I didn't know how to spell surreal so I looked it up in dictionary.com. In case you're interested, it means:
Having an oddly dreamlike quality.
So true. This Shabbat was so surreal. I ended up having to leave my computer on for Shabbat so I ended up checking my email this morning. Just writing that is surreal. For those of you who don't know, in Orthodox Judaism, you don't actively use electricity. In other words, this was a blatant statement against keeping Shabbos. I was mechalel Shabbat. I "desecrated" the Shabbat.
Truth be told: It's not the 1st time I'm doing something I'm not supposed to do on Shabbat. I put cream on my hands. I use Vaseline. But to use the computer somehow seems "stronger" "worse." However you want to put it.
It makes me wanna barf. I don't know anything. I know nothing. All I know is what is making me feel bad. I know not where I'm going. I am nauseated. I'm scared.
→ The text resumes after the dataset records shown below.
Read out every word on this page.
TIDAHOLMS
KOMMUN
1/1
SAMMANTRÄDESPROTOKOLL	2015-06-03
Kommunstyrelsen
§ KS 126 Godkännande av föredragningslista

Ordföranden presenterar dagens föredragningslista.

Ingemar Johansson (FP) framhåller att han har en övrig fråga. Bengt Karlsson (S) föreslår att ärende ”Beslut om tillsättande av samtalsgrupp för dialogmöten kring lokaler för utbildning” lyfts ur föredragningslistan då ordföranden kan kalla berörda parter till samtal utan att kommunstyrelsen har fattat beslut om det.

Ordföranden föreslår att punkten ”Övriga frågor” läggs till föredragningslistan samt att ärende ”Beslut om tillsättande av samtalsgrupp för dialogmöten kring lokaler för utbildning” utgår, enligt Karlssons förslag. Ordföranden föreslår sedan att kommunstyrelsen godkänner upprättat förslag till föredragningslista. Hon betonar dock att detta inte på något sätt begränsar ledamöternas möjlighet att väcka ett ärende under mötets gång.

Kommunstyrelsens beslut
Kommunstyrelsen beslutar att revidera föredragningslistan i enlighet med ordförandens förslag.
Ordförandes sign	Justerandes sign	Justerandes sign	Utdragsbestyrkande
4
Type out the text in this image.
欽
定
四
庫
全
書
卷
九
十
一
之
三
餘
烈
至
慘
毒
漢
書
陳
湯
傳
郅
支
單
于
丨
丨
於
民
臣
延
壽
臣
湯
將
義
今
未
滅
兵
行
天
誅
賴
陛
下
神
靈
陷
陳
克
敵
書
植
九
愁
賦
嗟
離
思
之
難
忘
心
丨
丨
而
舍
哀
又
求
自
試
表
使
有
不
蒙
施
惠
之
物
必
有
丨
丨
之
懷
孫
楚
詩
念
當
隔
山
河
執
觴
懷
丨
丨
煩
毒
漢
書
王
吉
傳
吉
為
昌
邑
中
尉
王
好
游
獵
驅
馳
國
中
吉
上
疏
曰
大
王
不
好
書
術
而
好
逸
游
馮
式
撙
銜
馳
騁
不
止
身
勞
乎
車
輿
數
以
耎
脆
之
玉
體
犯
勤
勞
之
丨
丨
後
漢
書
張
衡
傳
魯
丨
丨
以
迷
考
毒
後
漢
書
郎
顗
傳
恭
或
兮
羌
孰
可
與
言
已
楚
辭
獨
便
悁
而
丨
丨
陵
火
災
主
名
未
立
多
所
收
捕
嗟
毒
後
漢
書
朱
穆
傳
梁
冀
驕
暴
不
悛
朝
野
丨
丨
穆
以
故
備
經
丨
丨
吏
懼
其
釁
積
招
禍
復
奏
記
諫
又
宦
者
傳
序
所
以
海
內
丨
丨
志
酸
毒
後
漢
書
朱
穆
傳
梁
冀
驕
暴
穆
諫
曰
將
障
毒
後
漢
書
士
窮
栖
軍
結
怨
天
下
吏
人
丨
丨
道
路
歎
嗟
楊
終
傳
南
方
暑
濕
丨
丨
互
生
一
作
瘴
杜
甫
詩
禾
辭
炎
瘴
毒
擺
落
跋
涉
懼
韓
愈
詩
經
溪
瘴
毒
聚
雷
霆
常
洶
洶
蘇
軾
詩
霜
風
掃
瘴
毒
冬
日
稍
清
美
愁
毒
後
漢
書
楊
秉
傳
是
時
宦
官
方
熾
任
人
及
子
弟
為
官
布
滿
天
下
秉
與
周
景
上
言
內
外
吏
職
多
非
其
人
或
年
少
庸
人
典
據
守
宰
The freaky thing is that it's not like lightening hits. It's not like it physically hurts to do something like what I did. What's freaky is that there is something totally normal feeling about it. That is so damn freaky. The world is not built in that way that you do bad, you feel bad, you do good, you feel good. It's much more complicated than that.
So there I was checking my email. I tried to use my external mouse and then remembered I'd detached it before Shabbat to use the USB port for something else. Amusingly, I couldn't fathom taking out the printer (that was the "something else") and plug in the mouse. So I just used the internal mouse. I opened up the program... It all felt so weird yet so normal. I looked out the window, wondering if a neighbor would look in and notice that I was sitting by my computer on Shabbat.
I got an email from my sister outside of Israel. She wrote me an email, talking to me as if I was only gonna read it after Shabbat was over here. Ha.
I quickly finished because I didn't want anyone to see what I was doing.
Then in the afternoon I went to visit the woman who has MS. We hung out for a couple of hours. I fed her and ate a little myself. We talked. It's good to have her to go to. I don't like Shabbat (well, really I don't like faking Shabbat) so it "killed" a few hours. But being by her isn't "killing" hours because they are hours well-spent.
She wanted me to light a cigarette for her but I told her I couldn't because it was Shabbat. I felt stupid.